Concept
Scientific knowledge is open to question and revision as new ideas surface and new evidence is discovered.
One doesn’t always have to leave the city to find fossils. Paleontologist Anna Holden works smack dab in the middle of Los Angeles studying insects (some 50,000 years old!) excavated from the Rancho La Brea Tar Pits. She uses data on the temperature and moisture needs of those bugs to figure out what the climate of the Los Angeles Basin must have been long before humans arrived and began sweating through traffic jams. While other work suggests that the saber-toothed cats sucked into the tar inhabited a wetter, cooler version of Los Angeles, her research points to a different interpretation. She explains,
I noticed that climate reconstructions of LA were often based on organisms that are not ecologically sensitive — for example they can live in many types of habitats and climatic ranges. Or, if they are restricted to local environments, they hadn’t been analyzed with modern methods that would extract the necessary data. In contrast, when I started looking at all the insects found at the Rancho La Brea Tar Pits, I thought that the climate being significantly colder and much wetter doesn’t make any sense.

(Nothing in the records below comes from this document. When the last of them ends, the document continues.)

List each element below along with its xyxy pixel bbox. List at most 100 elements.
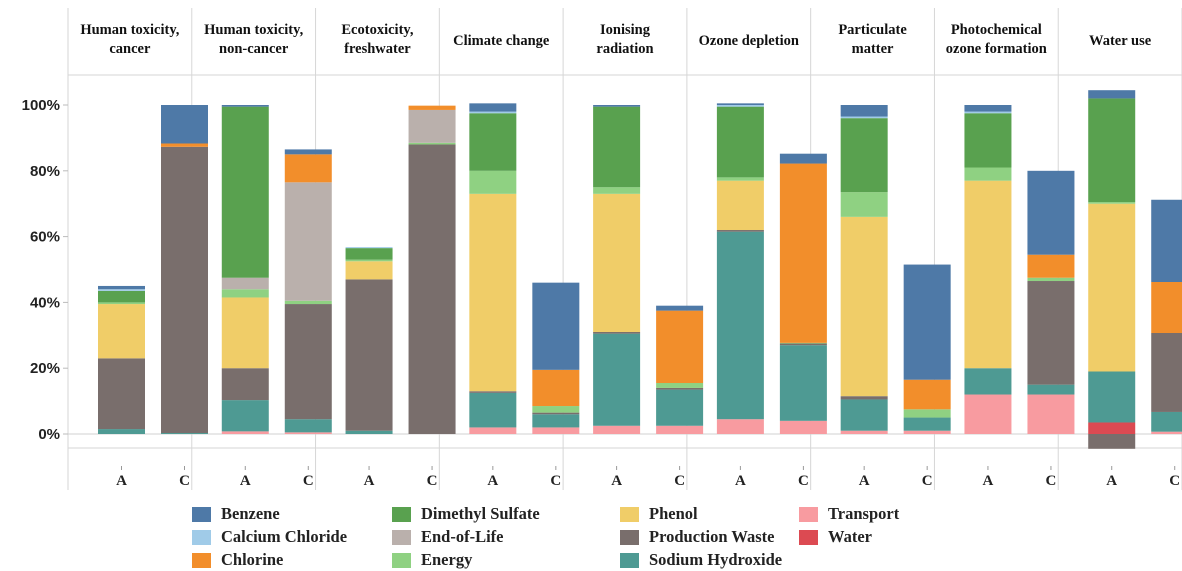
bar-segment-sodium-hydroxide xyxy=(903,417,951,431)
bar-segment-sodium-hydroxide xyxy=(1088,371,1136,423)
bar-segment-dimethyl-sulfate xyxy=(469,113,517,171)
bar-segment-calcium-chloride xyxy=(840,116,888,119)
bar-segment-production-waste xyxy=(284,304,332,420)
bar-segment-sodium-hydroxide xyxy=(221,400,269,432)
bar-segment-energy xyxy=(1088,202,1136,204)
y-tick-label: 100% xyxy=(22,97,60,114)
bar-segment-phenol xyxy=(345,261,393,280)
bar-segment-transport xyxy=(593,425,641,434)
chart-legend: Benzene Dimethyl Sulfate Phenol Transport Ca… xyxy=(192,503,952,569)
bar-segment-phenol xyxy=(221,297,269,369)
bar-segment-dimethyl-sulfate xyxy=(593,106,641,188)
bar-segment-dimethyl-sulfate xyxy=(221,106,269,278)
bar-segment-transport xyxy=(964,394,1012,434)
bar-segment-end-of-life xyxy=(284,182,332,301)
bar-segment-sodium-hydroxide xyxy=(593,333,641,426)
bar-segment-phenol xyxy=(716,180,764,231)
legend-label: Dimethyl Sulfate xyxy=(421,504,540,523)
legend-label: Water xyxy=(828,527,872,546)
bar-segment-benzene xyxy=(903,264,951,380)
bar-segment-production-waste xyxy=(469,391,517,393)
bar-segment-energy xyxy=(779,342,827,344)
bar-segment-sodium-hydroxide xyxy=(656,389,704,426)
x-tick-label: A xyxy=(611,473,622,489)
panel-title: freshwater xyxy=(344,41,411,57)
legend-swatch xyxy=(620,506,639,522)
bar-segment-transport xyxy=(1151,431,1182,434)
bar-segment-chlorine xyxy=(656,310,704,384)
bar-segment-phenol xyxy=(964,180,1012,369)
legend-label: Sodium Hydroxide xyxy=(649,550,783,569)
panel-title: cancer xyxy=(109,41,151,57)
bar-segment-chlorine xyxy=(1151,282,1182,333)
legend-label: Phenol xyxy=(649,504,698,523)
bar-segment-phenol xyxy=(1088,203,1136,372)
bar-segment-chlorine xyxy=(1027,254,1075,278)
legend-swatch xyxy=(192,506,211,522)
bar-segment-transport xyxy=(716,419,764,434)
bar-segment-end-of-life xyxy=(408,109,456,143)
bar-segment-production-waste xyxy=(408,144,456,435)
bar-segment-chlorine xyxy=(284,154,332,183)
bar-segment-phenol xyxy=(840,216,888,397)
x-tick-label: C xyxy=(550,473,561,489)
panel-title: Ionising xyxy=(600,22,651,38)
bar-segment-benzene xyxy=(1027,170,1075,255)
bar-segment-calcium-chloride xyxy=(98,289,145,291)
bar-segment-sodium-hydroxide xyxy=(161,433,208,434)
panel-title: radiation xyxy=(596,41,653,57)
panel-title: ozone formation xyxy=(946,41,1047,57)
bar-segment-energy xyxy=(284,300,332,305)
bar-segment-energy xyxy=(593,187,641,194)
y-tick-label: 40% xyxy=(30,294,60,311)
panel-title: Water use xyxy=(1089,33,1152,49)
bar-segment-benzene xyxy=(532,282,580,370)
panel-title: Ozone depletion xyxy=(699,33,799,49)
panel-title: Climate change xyxy=(453,33,550,49)
bar-segment-benzene xyxy=(161,105,208,144)
bar-segment-energy xyxy=(532,406,580,413)
legend-item: End-of-Life xyxy=(392,526,504,548)
legend-swatch xyxy=(799,506,818,522)
bar-segment-production-waste xyxy=(1151,332,1182,412)
legend-item: Chlorine xyxy=(192,549,283,571)
bar-segment-energy xyxy=(964,167,1012,181)
x-tick-label: A xyxy=(859,473,870,489)
bar-segment-calcium-chloride xyxy=(345,247,393,249)
bar-segment-benzene xyxy=(98,285,145,290)
bar-segment-dimethyl-sulfate xyxy=(840,118,888,193)
bar-segment-sodium-hydroxide xyxy=(98,429,145,434)
bar-segment-benzene xyxy=(469,103,517,112)
legend-label: End-of-Life xyxy=(421,527,504,546)
legend-swatch xyxy=(192,552,211,568)
bar-segment-water xyxy=(1088,422,1136,434)
x-tick-label: C xyxy=(1169,473,1180,489)
x-tick-label: C xyxy=(798,473,809,489)
x-tick-label: C xyxy=(922,473,933,489)
bar-segment-sodium-hydroxide xyxy=(1151,411,1182,432)
bar-segment-transport xyxy=(656,425,704,434)
legend-swatch xyxy=(620,552,639,568)
x-tick-label: A xyxy=(240,473,251,489)
legend-swatch xyxy=(392,529,411,545)
bar-segment-end-of-life xyxy=(221,277,269,290)
stacked-bar-chart: 100% 80% 60% 40% 20% 0% Human toxicity, cancer A… xyxy=(22,8,1182,490)
panel-title: Ecotoxicity, xyxy=(341,22,413,38)
bar-segment-energy xyxy=(469,170,517,194)
bar-segment-benzene xyxy=(1088,90,1136,99)
legend-label: Chlorine xyxy=(221,550,284,569)
bar-segment-production-waste xyxy=(345,279,393,431)
bar-segment-energy xyxy=(903,409,951,418)
bar-segment-benzene xyxy=(284,149,332,155)
bar-segment-sodium-hydroxide xyxy=(1027,384,1075,395)
legend-item: Calcium Chloride xyxy=(192,526,347,548)
bar-segment-production-waste xyxy=(840,396,888,400)
x-tick-label: C xyxy=(674,473,685,489)
legend-label: Production Waste xyxy=(649,527,775,546)
bar-segment-energy xyxy=(98,302,145,305)
legend-label: Calcium Chloride xyxy=(221,527,348,546)
bar-segment-chlorine xyxy=(408,105,456,110)
legend-item: Transport xyxy=(799,503,899,525)
bar-segment-production-waste xyxy=(779,343,827,346)
legend-label: Benzene xyxy=(221,504,280,523)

Multiple species of ancient La Brea insect fossils are plentiful, and can be individually dated — and all happen to be species that live in warm, dry, Mediterranean habitats, much like the Los Angeles we know today. As more and more data are collected, the weight of the evidence seems to be shifting to support the idea that the LA heat is nothing new. However, many of these species may soon be pushed to their ecological limits by modern climate change.
Citation
- Holden, A. R., J. R. Southon, K. Will, M. E. Kirby, R. L. Aalbu, and M. J. Markey. (2017). A 50,000 year insect record from Rancho La Brea, Southern California: insights into past climate and fossil deposition. Quaternary Science Reviews. 168: 123-136.